In fact, to portray the nation as humane and civilised, the US has banned showing the pictures and footage of dead heroes reaching home in body bags. Does it depict West’s guilt instead of pride in waging unprovoked, unjustified wars against an invisible enemy? Otherwise, why would the two imperialist powers downplay their heroes? Even the wounded soldiers grumble about maltreatment by the civilians.
Former British chief of general staff, Gen Richard Dannit, complained that retuning soldiers often felt ‘devalued’ with a sense of alienation measured in alcohol, drug addiction, divorce, suicide and imprisonment. Sometimes the civilians mock the returning soldiers. Now there’s stark difference between a national war and a corporate war. National wars enjoy the support of the majority of their population; corporate wars are driven by the naked greed of military hardware manufacturers, oil corporations, security companies, and entities that profit from massacring innocent men, women and children of the weaker nations. The corporate wars are ventures in which politicians particularly in the US democratic system, who decide to launch wars, are indebted to corporations, which donate funds for their election campaigns. Were such sleazy donations prohibited, the war scenario would change, sanity would prevail, and victimised nations spared the bloodbath.
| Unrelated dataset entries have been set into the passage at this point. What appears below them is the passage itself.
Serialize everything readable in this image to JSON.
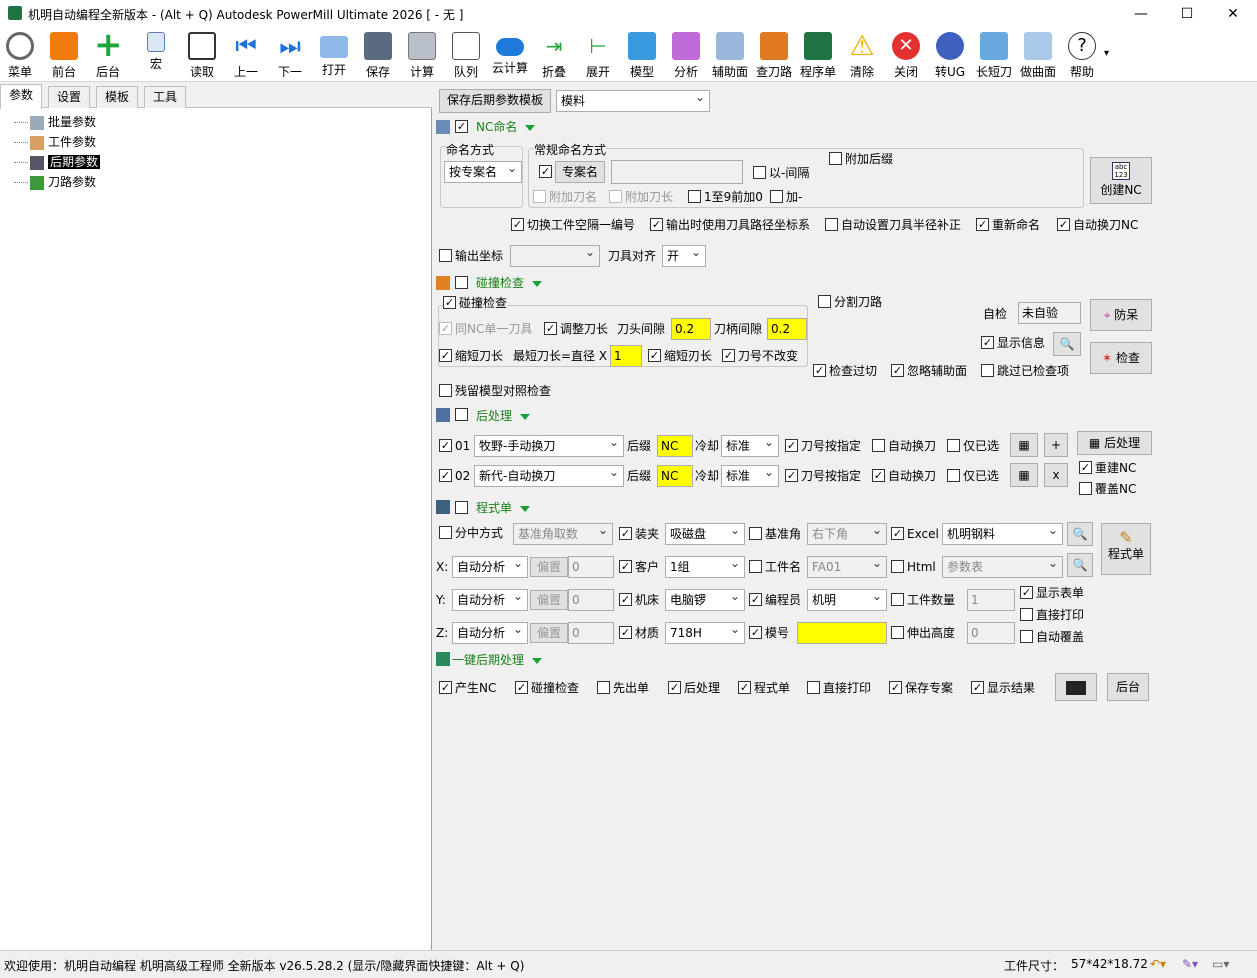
{
  "window": {
    "title": "机明自动编程全新版本 - (Alt + Q) Autodesk PowerMill Ultimate 2026    [ - 无 ]",
    "min": "—",
    "max": "☐",
    "close": "✕"
  },
  "toolbar": [
    {
      "label": "菜单",
      "icon": "gear-icon"
    },
    {
      "label": "前台",
      "icon": "powermill-icon"
    },
    {
      "label": "后台",
      "icon": "plus-icon"
    },
    {
      "label": "宏",
      "icon": "macro-icon"
    },
    {
      "label": "读取",
      "icon": "sliders-icon"
    },
    {
      "label": "上一",
      "icon": "skip-back-icon"
    },
    {
      "label": "下一",
      "icon": "skip-forward-icon"
    },
    {
      "label": "打开",
      "icon": "folder-icon"
    },
    {
      "label": "保存",
      "icon": "save-icon"
    },
    {
      "label": "计算",
      "icon": "calculator-icon"
    },
    {
      "label": "队列",
      "icon": "terminal-icon"
    },
    {
      "label": "云计算",
      "icon": "cloud-icon"
    },
    {
      "label": "折叠",
      "icon": "collapse-icon"
    },
    {
      "label": "展开",
      "icon": "expand-icon"
    },
    {
      "label": "模型",
      "icon": "cube-icon"
    },
    {
      "label": "分析",
      "icon": "analysis-icon"
    },
    {
      "label": "辅助面",
      "icon": "surface-icon"
    },
    {
      "label": "查刀路",
      "icon": "tools-icon"
    },
    {
      "label": "程序单",
      "icon": "excel-icon"
    },
    {
      "label": "清除",
      "icon": "warning-icon"
    },
    {
      "label": "关闭",
      "icon": "close-circle-icon"
    },
    {
      "label": "转UG",
      "icon": "ug-icon"
    },
    {
      "label": "长短刀",
      "icon": "tool-length-icon"
    },
    {
      "label": "做曲面",
      "icon": "surface-box-icon"
    },
    {
      "label": "帮助",
      "icon": "help-icon"
    }
  ],
  "left": {
    "tabs": [
      "参数",
      "设置",
      "模板",
      "工具"
    ],
    "tree": [
      "批量参数",
      "工件参数",
      "后期参数",
      "刀路参数"
    ]
  },
  "right": {
    "save_template": "保存后期参数模板",
    "template_value": "模料",
    "nc": {
      "section": "NC命名",
      "naming_mode_label": "命名方式",
      "naming_mode_value": "按专案名",
      "common_label": "常规命名方式",
      "project_name": "专案名",
      "with_gap": "以-间隔",
      "add_suffix": "附加后缀",
      "add_tool_name": "附加刀名",
      "add_tool_length": "附加刀长",
      "pad_zero": "1至9前加0",
      "plus_dash": "加-",
      "create_nc": "创建NC",
      "switch_ws": "切换工件空隔一编号",
      "use_coord": "输出时使用刀具路径坐标系",
      "auto_radius": "自动设置刀具半径补正",
      "rename": "重新命名",
      "auto_tool_nc": "自动换刀NC",
      "output_coord": "输出坐标",
      "tool_align": "刀具对齐",
      "tool_align_value": "开"
    },
    "collision": {
      "section": "碰撞检查",
      "group": "碰撞检查",
      "same_nc": "同NC单一刀具",
      "adjust_len": "调整刀长",
      "head_gap": "刀头间隙",
      "head_gap_value": "0.2",
      "holder_gap": "刀柄间隙",
      "holder_gap_value": "0.2",
      "shorten": "缩短刀长",
      "min_len": "最短刀长=直径  X",
      "min_len_value": "1",
      "shorten2": "缩短刃长",
      "tool_no_change": "刀号不改变",
      "split": "分割刀路",
      "self_check": "自检",
      "self_check_value": "未自验",
      "anti_dumb": "防呆",
      "show_info": "显示信息",
      "check": "检查",
      "check_cut": "检查过切",
      "ignore_aux": "忽略辅助面",
      "skip_checked": "跳过已检查项",
      "residual": "残留模型对照检查"
    },
    "post": {
      "section": "后处理",
      "rows": [
        {
          "no": "01",
          "machine": "牧野-手动换刀",
          "suffix_label": "后缀",
          "suffix": "NC",
          "cool_label": "冷却",
          "cool": "标准",
          "spec": "刀号按指定",
          "auto": "自动换刀",
          "only_sel": "仅已选",
          "act": "+"
        },
        {
          "no": "02",
          "machine": "新代-自动换刀",
          "suffix_label": "后缀",
          "suffix": "NC",
          "cool_label": "冷却",
          "cool": "标准",
          "spec": "刀号按指定",
          "auto": "自动换刀",
          "only_sel": "仅已选",
          "act": "x"
        }
      ],
      "btn": "后处理",
      "rebuild": "重建NC",
      "overwrite": "覆盖NC"
    },
    "sheet": {
      "section": "程式单",
      "split_mode": "分中方式",
      "split_value": "基准角取数",
      "clamp": "装夹",
      "clamp_value": "吸磁盘",
      "datum": "基准角",
      "datum_value": "右下角",
      "excel": "Excel",
      "excel_value": "机明钢料",
      "program_sheet": "程式单",
      "x": "X:",
      "x_mode": "自动分析",
      "offset": "偏置",
      "x_offset": "0",
      "customer": "客户",
      "customer_value": "1组",
      "part_name": "工件名",
      "part_name_value": "FA01",
      "html": "Html",
      "html_value": "参数表",
      "y": "Y:",
      "y_mode": "自动分析",
      "y_offset": "0",
      "machine": "机床",
      "machine_value": "电脑锣",
      "programmer": "编程员",
      "programmer_value": "机明",
      "part_count": "工件数量",
      "part_count_value": "1",
      "show_sheet": "显示表单",
      "direct_print": "直接打印",
      "z": "Z:",
      "z_mode": "自动分析",
      "z_offset": "0",
      "material": "材质",
      "material_value": "718H",
      "mold_no": "模号",
      "mold_no_value": "",
      "stick_out": "伸出高度",
      "stick_out_value": "0",
      "auto_overwrite": "自动覆盖"
    },
    "onekey": {
      "section": "一键后期处理",
      "gen_nc": "产生NC",
      "collision": "碰撞检查",
      "first_sheet": "先出单",
      "post": "后处理",
      "program_sheet": "程式单",
      "direct_print": "直接打印",
      "save_project": "保存专案",
      "show_result": "显示结果",
      "background": "后台"
    }
  },
  "status": {
    "welcome": "欢迎使用：机明自动编程  机明高级工程师  全新版本 v26.5.28.2   (显示/隐藏界面快捷键：Alt + Q)",
    "size_label": "工件尺寸：",
    "size_value": "57*42*18.72"
  }
}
But peace doesn’t seem at hand in the near future despite President Obama’s intention to withdraw from Afghanistan by 2011. On the one hand he intends to withdraw while on the other he has asked the Congress for an additional $33 billion to finance wars in Iraq and Afghanistan besides the whopping $708 billion for defence next year. And the Pentagon urgently wants to acquire more Predator and Reaper drones for surveillance and attacks in Afghanistan and Pakistan to go on until 2013 – one reason why Richard Holbrook recently dismissed offhand the possibility of ending drone flights that cause slaughter of innocent people in the tribal areas. It’s well known that CIA operates the drone flights. So it’s a covert war being fought against an undefined enemy, call it counterinsurgency, counterterrorism or whatever. There’s no dearth of misleading names attached to the war, but at the bottom it remains a war of occupation by the foreign troops and war of freedom by the Afghan people whose land has been occupied. In other words, Afghans are refuges in their own territory.
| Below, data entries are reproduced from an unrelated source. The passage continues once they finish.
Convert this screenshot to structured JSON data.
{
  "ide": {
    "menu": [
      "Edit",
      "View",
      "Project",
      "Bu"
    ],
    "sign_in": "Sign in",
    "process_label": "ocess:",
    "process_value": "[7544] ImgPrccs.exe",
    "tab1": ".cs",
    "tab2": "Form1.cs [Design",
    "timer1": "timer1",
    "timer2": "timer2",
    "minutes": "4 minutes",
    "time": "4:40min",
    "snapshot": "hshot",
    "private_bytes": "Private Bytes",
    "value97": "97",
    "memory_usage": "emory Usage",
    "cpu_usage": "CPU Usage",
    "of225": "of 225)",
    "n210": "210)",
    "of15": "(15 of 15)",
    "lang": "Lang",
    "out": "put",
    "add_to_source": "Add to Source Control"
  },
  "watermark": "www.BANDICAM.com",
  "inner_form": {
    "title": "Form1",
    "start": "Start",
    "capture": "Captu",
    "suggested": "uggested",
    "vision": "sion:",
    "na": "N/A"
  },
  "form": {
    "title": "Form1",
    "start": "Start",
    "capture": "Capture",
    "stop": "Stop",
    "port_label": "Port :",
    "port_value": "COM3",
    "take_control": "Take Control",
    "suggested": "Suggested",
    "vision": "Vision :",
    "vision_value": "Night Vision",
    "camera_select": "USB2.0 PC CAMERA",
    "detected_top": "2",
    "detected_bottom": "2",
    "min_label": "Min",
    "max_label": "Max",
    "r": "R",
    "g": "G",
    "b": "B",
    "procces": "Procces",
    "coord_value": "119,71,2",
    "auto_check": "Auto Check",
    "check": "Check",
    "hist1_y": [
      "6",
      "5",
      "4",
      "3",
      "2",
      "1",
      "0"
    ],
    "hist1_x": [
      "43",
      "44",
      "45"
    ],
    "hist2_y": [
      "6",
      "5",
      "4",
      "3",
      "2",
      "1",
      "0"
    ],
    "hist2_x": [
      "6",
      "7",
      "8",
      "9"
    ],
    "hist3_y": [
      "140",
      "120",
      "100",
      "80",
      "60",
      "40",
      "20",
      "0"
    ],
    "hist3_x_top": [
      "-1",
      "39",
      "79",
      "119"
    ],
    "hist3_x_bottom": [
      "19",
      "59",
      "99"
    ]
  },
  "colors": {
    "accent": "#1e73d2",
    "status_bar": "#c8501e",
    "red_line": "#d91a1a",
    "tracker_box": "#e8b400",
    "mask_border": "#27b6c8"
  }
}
Therefore, these wars will not produce heroes. Can a CIA operative in the US who pushes the joystick button to launch hellfire missiles by a Predator or a Reaper drone to kill mostly innocent people in mud hamlets in FATA be called a war hero? If such an operator is killed, as were the seven in Khost recently, how would he be eulogised; how would his requiem sound like? Similarly, if Worldwide XE mercenaries known as the defence contractors, whose strength in Afghanistan exceeds regular US troops, are killed, how would they be honoured with medals of valour? Perhaps the time has come when, instead of uniformed soldiers being decorated for gallantry, nameless, faceless operators of intelligence agencies will embellish the medals of honour on their chests. Even the drones could lay claim to gallantry awards.